In a large, breezy warehouse inside the private Buffelsfontein Game and Nature Reserve, an hour north of Cape Town, Frikkie is one of several animals preserved by taxidermy, painted with fake blood and posed in mock crime scenes amid plants and trees.
Students wearing white hazmat suits and blue latex gloves search the grounds for clues as trainers teach them how to find, document and secure evidence before chemically analyzing it in an on-site laboratory.
Academy Director of Education Phil Snijman, a former government prosecutor, set up the elaborate mock scene with clues such as bullet casings, drops of blood on a nearby shrub, cotton fibers snagged in a thorn tree and several sets of footprints leading students to a poacher’s house in a corner of the warehouse.
“The first people who arrive at the crime scene are absolutely crucial,” he told Agence France-Presse. “They are the ones who will secure the crime scene. In the absence of the necessary training … that might lead to losing a lot of your available evidence.”

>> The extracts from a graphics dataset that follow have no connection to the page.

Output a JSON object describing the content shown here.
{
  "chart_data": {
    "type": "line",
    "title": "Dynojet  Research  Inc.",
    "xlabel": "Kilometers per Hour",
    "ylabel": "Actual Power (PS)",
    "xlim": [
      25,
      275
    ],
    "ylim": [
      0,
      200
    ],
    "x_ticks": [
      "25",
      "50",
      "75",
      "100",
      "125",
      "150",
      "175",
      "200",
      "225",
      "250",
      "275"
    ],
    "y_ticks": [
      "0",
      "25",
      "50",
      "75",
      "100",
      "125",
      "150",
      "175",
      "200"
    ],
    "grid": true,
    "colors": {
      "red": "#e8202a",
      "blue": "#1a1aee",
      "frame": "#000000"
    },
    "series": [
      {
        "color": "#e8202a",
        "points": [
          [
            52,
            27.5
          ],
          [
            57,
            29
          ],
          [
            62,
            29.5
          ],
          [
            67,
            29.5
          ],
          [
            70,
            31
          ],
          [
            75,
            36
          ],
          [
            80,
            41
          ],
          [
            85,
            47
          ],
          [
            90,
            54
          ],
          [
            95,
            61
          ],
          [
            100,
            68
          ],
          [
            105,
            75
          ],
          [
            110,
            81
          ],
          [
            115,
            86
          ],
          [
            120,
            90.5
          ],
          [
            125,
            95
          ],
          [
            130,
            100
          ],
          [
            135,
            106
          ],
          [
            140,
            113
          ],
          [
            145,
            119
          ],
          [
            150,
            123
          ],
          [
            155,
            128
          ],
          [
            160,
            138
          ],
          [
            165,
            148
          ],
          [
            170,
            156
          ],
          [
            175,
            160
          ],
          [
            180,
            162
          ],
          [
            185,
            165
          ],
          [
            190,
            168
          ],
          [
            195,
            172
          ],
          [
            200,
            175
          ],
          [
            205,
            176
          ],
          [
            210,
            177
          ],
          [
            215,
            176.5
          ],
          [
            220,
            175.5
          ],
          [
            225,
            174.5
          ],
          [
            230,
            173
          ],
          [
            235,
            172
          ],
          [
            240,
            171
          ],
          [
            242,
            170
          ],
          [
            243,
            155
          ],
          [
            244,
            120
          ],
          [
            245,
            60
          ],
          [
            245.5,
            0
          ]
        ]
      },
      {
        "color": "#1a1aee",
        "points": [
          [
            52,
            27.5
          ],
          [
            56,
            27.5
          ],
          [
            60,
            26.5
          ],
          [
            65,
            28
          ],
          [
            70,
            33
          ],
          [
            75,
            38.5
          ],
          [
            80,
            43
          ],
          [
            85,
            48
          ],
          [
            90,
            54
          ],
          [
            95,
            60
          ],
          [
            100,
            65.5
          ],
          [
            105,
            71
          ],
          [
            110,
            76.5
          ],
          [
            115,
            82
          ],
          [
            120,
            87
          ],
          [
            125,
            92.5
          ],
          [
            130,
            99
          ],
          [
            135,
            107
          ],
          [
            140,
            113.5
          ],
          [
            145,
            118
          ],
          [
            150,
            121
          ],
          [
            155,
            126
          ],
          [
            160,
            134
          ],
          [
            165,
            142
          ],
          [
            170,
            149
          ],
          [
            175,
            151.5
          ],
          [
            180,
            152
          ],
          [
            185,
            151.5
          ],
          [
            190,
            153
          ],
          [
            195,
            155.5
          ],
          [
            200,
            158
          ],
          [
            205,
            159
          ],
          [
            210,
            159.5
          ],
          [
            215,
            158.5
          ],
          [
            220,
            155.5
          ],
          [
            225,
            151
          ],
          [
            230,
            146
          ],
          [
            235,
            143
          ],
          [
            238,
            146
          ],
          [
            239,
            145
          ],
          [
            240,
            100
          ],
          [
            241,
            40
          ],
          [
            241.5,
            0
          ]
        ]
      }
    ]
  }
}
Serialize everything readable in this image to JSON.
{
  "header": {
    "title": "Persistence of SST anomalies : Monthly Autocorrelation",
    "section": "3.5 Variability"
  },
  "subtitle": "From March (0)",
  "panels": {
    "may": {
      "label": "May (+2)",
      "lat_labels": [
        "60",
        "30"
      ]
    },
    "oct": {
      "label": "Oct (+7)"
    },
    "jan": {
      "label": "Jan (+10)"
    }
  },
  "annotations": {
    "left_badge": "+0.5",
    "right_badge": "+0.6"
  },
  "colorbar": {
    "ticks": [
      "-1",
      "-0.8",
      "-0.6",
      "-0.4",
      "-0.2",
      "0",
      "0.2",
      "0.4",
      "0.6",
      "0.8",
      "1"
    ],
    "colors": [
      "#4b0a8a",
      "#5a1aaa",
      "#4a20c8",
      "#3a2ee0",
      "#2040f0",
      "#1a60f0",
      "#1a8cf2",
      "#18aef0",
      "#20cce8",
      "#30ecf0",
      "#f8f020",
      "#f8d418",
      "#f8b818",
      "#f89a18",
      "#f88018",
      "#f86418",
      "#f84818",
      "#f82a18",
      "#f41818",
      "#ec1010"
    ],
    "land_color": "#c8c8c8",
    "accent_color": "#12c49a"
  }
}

Academy founder Andro Vos, an expert in forensics and criminal justice, said poachers in South Africa are sentenced at a rate of just 5% due to a lack of forensic evidence.
“Wildlife crimes tend to take place in remote areas, so there are no witness statements,” he told British newspaper The Guardian. “So the forensic traces are often all you have to start a case.”

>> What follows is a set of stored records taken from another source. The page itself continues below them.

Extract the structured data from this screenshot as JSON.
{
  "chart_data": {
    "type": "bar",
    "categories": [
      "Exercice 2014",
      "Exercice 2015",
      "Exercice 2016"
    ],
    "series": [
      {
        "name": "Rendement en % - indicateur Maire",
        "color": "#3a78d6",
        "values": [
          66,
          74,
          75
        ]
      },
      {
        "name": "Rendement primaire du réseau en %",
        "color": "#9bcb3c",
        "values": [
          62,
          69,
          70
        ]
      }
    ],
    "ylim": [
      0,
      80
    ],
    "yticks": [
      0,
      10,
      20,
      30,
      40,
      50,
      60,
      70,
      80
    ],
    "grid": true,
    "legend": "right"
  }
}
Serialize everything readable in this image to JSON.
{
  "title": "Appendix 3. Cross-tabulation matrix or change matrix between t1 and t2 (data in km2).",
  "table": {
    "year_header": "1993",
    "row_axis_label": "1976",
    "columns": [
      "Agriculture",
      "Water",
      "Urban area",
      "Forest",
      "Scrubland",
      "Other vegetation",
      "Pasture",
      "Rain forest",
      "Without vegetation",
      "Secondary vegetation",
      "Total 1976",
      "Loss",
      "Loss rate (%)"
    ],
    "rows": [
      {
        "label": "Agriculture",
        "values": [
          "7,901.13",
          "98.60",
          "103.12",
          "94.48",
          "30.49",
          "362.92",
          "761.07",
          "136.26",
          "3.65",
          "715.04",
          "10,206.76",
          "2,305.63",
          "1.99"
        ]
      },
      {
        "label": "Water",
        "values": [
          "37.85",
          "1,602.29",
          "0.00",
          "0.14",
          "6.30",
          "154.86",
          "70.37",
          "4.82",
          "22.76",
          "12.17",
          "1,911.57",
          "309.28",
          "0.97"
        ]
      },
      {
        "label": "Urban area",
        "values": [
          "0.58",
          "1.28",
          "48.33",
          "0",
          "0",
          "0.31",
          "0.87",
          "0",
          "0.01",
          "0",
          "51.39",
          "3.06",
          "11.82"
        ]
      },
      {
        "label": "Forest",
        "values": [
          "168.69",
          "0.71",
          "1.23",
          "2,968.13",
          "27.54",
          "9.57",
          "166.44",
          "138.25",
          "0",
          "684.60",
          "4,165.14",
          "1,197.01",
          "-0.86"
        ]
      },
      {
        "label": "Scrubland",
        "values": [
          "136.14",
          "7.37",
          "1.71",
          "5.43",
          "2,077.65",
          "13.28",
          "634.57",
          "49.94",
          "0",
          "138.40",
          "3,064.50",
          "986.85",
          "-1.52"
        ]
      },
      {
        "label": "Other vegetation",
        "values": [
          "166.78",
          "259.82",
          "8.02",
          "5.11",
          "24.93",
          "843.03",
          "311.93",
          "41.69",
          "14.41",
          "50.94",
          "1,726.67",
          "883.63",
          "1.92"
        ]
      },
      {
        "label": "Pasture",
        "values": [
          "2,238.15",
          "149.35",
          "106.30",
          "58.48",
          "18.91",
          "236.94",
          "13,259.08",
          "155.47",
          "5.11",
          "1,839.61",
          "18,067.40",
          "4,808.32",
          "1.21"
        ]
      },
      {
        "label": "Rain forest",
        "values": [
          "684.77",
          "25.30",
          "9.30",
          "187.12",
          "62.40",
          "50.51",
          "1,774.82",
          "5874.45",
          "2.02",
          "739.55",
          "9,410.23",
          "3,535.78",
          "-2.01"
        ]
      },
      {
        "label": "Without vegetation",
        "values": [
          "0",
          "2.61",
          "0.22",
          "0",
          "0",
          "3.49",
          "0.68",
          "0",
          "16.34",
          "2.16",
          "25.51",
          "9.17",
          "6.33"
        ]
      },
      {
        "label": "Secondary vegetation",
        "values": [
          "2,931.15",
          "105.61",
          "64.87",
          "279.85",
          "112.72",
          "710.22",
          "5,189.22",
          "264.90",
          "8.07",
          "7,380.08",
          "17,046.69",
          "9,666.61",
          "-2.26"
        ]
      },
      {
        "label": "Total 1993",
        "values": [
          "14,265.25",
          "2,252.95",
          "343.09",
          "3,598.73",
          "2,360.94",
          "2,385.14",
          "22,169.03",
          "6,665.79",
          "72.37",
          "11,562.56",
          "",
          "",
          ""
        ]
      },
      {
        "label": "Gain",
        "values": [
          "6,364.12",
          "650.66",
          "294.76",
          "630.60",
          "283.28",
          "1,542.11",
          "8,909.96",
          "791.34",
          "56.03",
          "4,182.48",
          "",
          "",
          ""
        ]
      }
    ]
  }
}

In 2010, when Vos met Greg Simpson, a veterinarian in South Africa’s Greater Kruger Park region, they hatched the idea of a school for wildlife forensics. Since opening in 2022, the academy has trained more than 500 park rangers, law enforcement officers and students to fight wildlife crime using forensic science techniques.

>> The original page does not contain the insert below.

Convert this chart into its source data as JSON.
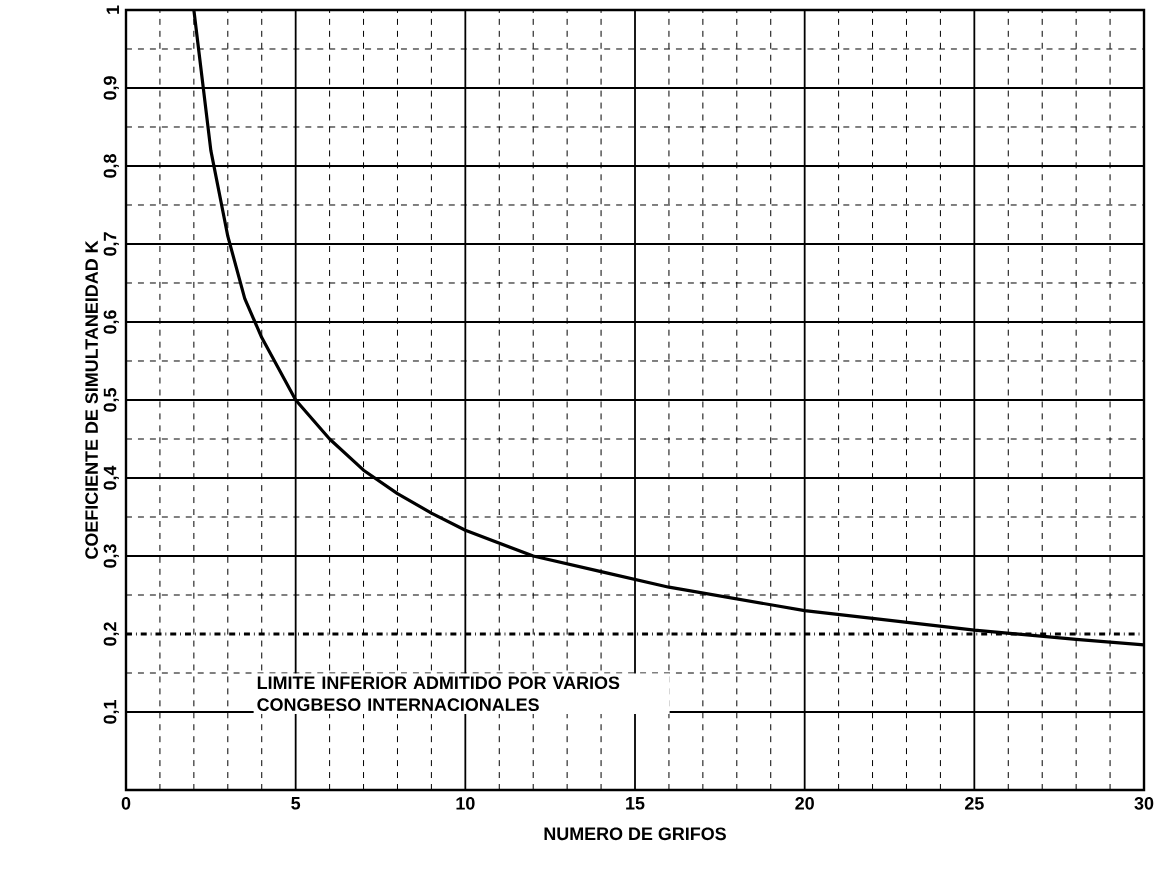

“People need to experience what it’s like,” Vos said. “How are you going to inspire people just sitting in a classroom with a whiteboard? That’s why we have all these realistic scenes. Attention to detail is what forensics is all about.”
South Africa, home to a large rhino population, accounts for most of the world’s rhino poaching cases, with more than 10,000 killed since 2007, according to the International Rhino Foundation. Rhino horn is prized by adherents of Traditional Chinese Medicine, despite scientific evidence showing it has no medicinal value. Experts have estimated that more than $20 billion of rhino horn is trafficked on the black market every year. It is one of many illegal wildlife commodities that are primarily sourced in Africa.
Claire Gwinnett, a professor of forensic and environmental science at the University of Staffordshire in England, works with the academy and is helping to promote her field’s potential impact on wildlife crime.
“While forensic science has proven highly effective in solving human crimes, its potential in wildlife crime remains underused,” she said in a Staffordshire news article published in January. “Advances in DNA technology, for example, allow investigators to create profiles from even a single cell, yet these techniques are rarely applied to animal-related cases.”
The academy offers one- to four-week courses that focus on forensic investigation, including processing crime scenes, analyzing trace evidence, searching property and vehicles for evidence of poaching, determining cause and manner of death, and navigating legal proceedings.
The programs culminate in a mock courtroom where students present their findings and undergo cross-examination. In 2023, only 36 cases were convicted in South Africa’s courts, according to government figures.
Gwinnett said the academy’s comprehensive approach aims to increase successful prosecutions and deter future crimes.
“By building a network of trained professionals, the academy hopes to create a united front against poaching and wildlife trafficking,” she said. “As these efforts gain momentum, the hope is that more animals will be spared from illegal hunting and trafficking, securing a future where wildlife can thrive free from exploitation.”